BUSD’s Projects are Estimated to Run More Than $20,000,000 Over Budget

The district’s projects are on track to run more than $20,000,000 over budget.

 

Project

Original Approved

Contractor Estimated Budget

Over Budget

BHS two story expansion

$9,700,000

$11,935,673

$2,235,673

21st Century Classroom

$2,000,000

$3,369,592

$1,369,592

BHS Athletic Complex

$15,800,000

$27,947,728

$12,147,728

Ed Support Facilities

$10,500,000

$15,356,861

$4,856,861

Total

$38,000,000

$58,609,854

$20,609,854

 

When this fact was presented in a workshop at last week’s board meeting, not a single board member questioned the costs overruns. The administration is now recommending scaling back some projects. They introduced us to a new term, Value Engineering. Wikepedia describes Value engineering (VE) as “a systematic method to improve the "value" of goods or products and services by using an examination of function.”  I think Mrs. Kakish described it as a process of reviewing the projects to determine which features could be eliminated without having a major impact on the finished project. Hmm, isn’t this something that should have been done in the first place? Even with value engineering, the administration estimates costs overrun of more than $6 million. 

Mrs. Kakish presented the board with several options for “Interim Funding” while warning them that they also need to plan funding for a second high school. She recommended we look for help from the state. The fiscally sound State of California ( lol - just seeing if you are paying attention)  has developed, for school districts, a “Bond Advancement Program”. This program provides districts a short term loan where future bond revenues are used for collateral. The administration is recommending mortgaging future Measure Z bond proceeds to pay for their costs overruns. 

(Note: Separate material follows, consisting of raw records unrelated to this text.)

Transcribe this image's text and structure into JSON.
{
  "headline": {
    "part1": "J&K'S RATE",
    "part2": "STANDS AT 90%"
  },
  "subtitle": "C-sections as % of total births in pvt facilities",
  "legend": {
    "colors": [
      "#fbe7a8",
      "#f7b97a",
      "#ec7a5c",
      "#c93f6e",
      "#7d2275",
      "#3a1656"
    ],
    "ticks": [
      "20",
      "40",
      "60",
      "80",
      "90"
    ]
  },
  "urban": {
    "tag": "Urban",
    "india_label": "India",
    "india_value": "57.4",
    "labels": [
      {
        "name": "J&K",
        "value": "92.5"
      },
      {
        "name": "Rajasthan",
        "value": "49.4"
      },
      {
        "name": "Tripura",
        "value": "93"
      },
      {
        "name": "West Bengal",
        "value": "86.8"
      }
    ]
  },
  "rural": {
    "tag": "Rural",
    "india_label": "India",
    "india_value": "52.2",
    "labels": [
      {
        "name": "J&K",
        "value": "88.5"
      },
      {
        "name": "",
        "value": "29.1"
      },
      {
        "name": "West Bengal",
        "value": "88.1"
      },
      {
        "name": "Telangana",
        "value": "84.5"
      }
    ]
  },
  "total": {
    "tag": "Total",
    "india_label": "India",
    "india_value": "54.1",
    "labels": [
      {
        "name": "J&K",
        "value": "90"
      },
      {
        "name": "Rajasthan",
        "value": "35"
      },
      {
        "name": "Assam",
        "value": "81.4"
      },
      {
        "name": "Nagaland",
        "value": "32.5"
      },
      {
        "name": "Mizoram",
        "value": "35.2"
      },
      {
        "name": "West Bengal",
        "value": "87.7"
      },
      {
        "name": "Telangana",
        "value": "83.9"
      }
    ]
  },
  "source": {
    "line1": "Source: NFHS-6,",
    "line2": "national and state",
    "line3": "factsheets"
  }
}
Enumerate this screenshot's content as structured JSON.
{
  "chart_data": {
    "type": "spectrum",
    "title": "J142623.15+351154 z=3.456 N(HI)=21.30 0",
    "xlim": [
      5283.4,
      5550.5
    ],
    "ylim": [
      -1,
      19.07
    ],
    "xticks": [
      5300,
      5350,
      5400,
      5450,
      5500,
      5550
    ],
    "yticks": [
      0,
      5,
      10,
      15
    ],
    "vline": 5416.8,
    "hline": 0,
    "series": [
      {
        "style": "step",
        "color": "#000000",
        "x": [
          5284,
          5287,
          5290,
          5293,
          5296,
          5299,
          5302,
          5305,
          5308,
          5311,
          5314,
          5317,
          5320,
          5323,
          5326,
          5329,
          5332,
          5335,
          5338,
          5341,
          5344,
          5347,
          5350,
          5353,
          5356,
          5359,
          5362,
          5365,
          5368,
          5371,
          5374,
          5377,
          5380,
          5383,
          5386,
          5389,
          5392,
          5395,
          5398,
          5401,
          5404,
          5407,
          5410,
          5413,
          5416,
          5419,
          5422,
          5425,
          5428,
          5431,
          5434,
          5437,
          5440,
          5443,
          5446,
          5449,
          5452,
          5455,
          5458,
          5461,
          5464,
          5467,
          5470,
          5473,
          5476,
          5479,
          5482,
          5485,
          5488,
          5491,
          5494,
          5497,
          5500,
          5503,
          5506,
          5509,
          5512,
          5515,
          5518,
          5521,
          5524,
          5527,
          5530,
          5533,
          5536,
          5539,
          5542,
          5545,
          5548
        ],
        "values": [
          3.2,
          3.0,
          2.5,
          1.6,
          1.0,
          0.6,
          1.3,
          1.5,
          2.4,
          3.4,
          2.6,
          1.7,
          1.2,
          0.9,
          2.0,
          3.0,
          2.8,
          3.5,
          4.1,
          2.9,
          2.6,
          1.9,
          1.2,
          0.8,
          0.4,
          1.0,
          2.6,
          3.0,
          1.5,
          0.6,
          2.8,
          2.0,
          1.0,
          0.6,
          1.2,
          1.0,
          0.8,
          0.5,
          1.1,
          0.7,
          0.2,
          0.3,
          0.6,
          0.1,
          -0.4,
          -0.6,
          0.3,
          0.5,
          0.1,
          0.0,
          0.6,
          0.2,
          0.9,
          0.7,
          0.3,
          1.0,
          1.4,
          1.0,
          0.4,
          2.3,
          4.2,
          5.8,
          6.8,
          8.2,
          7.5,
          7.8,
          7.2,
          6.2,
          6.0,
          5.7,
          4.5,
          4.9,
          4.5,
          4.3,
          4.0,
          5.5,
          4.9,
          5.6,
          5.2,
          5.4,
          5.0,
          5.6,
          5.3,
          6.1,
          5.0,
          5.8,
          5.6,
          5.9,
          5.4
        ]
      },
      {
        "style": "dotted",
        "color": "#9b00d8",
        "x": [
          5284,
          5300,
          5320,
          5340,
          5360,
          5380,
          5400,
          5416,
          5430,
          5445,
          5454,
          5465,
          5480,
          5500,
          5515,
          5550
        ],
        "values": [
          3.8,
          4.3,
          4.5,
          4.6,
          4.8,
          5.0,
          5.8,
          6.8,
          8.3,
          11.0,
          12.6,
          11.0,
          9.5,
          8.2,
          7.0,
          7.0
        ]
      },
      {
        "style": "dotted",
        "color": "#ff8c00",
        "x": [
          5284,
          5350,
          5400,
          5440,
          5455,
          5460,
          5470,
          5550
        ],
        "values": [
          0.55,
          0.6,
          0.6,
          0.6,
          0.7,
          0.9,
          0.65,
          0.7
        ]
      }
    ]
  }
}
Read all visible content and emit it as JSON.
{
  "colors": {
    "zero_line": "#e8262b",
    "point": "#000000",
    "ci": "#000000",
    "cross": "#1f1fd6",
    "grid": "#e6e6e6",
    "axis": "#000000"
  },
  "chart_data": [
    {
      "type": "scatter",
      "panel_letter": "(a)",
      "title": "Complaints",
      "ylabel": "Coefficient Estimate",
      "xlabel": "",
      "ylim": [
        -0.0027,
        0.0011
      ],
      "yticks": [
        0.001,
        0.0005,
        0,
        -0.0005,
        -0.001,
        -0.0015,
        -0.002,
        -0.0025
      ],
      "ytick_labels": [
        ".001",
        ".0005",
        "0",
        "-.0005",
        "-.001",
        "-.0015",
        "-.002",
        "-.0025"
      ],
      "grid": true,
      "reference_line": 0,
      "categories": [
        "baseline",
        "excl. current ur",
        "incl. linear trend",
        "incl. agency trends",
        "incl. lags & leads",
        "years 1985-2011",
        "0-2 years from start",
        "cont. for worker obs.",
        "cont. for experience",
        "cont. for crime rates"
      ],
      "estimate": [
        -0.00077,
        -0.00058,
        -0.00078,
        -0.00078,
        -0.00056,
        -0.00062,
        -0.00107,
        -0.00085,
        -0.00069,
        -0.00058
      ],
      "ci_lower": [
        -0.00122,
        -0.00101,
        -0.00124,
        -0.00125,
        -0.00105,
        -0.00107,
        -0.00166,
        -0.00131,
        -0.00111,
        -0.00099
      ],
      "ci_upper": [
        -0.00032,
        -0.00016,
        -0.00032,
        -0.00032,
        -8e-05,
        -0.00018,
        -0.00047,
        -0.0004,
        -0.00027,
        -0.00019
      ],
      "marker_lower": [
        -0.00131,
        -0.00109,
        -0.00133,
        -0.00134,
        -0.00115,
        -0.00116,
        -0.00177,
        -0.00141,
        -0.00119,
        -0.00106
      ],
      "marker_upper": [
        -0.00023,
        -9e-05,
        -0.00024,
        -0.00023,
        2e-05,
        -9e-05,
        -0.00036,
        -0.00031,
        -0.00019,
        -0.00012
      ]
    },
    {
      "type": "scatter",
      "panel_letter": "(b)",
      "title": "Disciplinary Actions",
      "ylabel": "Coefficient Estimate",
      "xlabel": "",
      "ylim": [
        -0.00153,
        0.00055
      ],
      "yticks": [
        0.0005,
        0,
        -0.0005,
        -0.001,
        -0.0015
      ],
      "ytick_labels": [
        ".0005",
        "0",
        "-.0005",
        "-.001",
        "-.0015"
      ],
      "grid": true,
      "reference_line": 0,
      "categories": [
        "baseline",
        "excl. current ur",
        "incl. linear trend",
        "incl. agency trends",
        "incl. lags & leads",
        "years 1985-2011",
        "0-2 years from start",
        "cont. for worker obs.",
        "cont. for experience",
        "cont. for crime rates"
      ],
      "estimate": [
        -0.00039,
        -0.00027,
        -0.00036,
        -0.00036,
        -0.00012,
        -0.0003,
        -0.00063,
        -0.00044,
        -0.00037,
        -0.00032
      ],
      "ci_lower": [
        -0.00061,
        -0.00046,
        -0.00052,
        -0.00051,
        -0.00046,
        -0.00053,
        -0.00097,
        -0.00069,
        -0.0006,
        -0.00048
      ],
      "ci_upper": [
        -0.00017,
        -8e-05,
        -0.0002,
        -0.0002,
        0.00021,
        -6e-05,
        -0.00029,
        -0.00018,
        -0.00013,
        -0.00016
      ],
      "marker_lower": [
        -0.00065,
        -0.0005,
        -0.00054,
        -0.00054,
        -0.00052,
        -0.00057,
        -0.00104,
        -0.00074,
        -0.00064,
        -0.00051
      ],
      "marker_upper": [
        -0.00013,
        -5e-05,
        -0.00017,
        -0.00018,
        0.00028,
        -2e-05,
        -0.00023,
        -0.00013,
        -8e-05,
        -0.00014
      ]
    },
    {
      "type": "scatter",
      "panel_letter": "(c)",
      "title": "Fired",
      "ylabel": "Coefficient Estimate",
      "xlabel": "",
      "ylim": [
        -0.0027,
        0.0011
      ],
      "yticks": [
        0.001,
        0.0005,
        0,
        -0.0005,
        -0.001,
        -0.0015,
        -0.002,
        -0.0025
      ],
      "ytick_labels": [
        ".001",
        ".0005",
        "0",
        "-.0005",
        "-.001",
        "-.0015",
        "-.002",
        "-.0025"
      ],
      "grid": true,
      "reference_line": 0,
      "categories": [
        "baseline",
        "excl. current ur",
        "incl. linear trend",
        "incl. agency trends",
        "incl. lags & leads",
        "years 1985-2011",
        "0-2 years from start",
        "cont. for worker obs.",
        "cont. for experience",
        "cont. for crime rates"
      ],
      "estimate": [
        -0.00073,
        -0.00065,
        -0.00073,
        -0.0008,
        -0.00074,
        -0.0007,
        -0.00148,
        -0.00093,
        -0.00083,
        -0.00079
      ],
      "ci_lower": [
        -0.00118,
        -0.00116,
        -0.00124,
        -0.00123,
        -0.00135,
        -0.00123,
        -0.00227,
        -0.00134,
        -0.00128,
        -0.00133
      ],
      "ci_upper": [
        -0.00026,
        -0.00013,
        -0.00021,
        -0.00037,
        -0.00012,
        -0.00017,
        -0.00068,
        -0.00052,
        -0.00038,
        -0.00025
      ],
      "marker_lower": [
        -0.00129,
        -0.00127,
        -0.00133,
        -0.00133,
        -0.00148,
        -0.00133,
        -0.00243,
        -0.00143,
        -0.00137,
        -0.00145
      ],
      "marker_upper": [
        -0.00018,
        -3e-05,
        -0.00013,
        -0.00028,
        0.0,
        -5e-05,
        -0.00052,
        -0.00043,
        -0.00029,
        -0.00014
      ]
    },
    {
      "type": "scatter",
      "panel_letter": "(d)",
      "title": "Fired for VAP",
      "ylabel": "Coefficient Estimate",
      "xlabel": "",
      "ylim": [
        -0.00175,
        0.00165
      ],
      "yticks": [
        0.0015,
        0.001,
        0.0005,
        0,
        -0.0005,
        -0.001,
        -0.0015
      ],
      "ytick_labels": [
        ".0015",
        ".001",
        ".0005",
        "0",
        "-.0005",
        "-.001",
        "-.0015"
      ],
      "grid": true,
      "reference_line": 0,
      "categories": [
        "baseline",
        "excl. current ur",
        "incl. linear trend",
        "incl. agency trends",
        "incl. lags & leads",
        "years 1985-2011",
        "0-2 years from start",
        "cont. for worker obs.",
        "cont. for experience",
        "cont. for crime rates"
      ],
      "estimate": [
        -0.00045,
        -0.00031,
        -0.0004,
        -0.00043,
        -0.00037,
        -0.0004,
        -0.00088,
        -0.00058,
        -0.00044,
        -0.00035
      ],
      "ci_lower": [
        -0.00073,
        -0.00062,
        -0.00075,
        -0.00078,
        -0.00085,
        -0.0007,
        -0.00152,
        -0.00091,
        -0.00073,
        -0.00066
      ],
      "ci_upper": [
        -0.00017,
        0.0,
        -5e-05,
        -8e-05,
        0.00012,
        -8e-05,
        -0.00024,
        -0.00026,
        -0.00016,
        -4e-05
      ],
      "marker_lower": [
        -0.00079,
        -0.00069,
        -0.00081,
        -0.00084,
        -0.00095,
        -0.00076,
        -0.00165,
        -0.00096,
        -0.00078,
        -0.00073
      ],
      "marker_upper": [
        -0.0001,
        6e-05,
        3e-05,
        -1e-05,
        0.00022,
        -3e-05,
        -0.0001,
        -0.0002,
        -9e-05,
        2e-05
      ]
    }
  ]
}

Board member Mrs. Poulter asked Kakish if the district felt they had a responsibility to voters to keep the cost of the bonds to taxpayers limited to what they promised when they were promoting the bond measure, $25 per $100,000 assessed value. Kakish told Mrs. Poulter that the $25 estimate was for the first bond sale. While this is true, it is not the complete truth. 

Here is an excerpt from the Arguments for Measure Z, co-authored by Bogh Engineering’s chief engineer, provided to voters in 2008.

 

1. The best estimate from official sources of the tax rate which would be required to be levied to fund principal and interest payments during the first fiscal year after the first sale of bonds (Fiscal Year 2009-2010), based on assessed valuations available at the time of the election and taking into account estimated future growth, is the following:

$.02490 per $100 of assessed valuation, which equates to $24.90 per $100,000 of assessed valuation.

2. The best estimate from official sources of the tax rate which would be required to be levied to fund principal and interest payments during the first fiscal year after the last sale of bonds and an estimate of the year in which that rate will apply, based on assessed valuations available at the time of the election and taking into account estimated future growth, is as follows:

$.02490 per $100 of assessed valuation, which equates to $24.90 per $100,000 of assessed valuation.

First fiscal year after last sale of bonds: 2019-2020

Here’s the link to the full document: http://www.smartvoter.org/2008/11/04/ca/rv/meas/Z/

 

The district’s financial advisor quickly corrected Mrs. Kakish but said the state will allow the cost to taxpayers to rise to as much as $60 per $100,000 assessed value. By my calculations, there isn’t much room left. 

I checked my last tax bill and found I am already paying $100.59 on an assessed value of $209,000. That works out to $48.12 per $100,000. I recommend you take a look at your bill. To find your “per $100,000 cost”, divide your “Unified School Debt Sv” amount by the full value and multiply by 100,000.  

Before we begin shelling out millions more on these projects, I have two questions I need answered. 

  1. Doesn't Bogh Engineering have a responsibility to accurately bid the projects and then honor their bid?
  2. Doesn't our administration have a duty to provide a competent bidding process and a responsibility to hold our contractor to their bid?

I think it is time to take a look at the original bids and to see what change orders have been approved to increase the costs of these projects so dramatically. 

It looks like the taxpayers are the only people who will be responsible for this mess. How much longer are we going to stand by and allow our school district to add to the pile of debt our governments are already leaving for our children.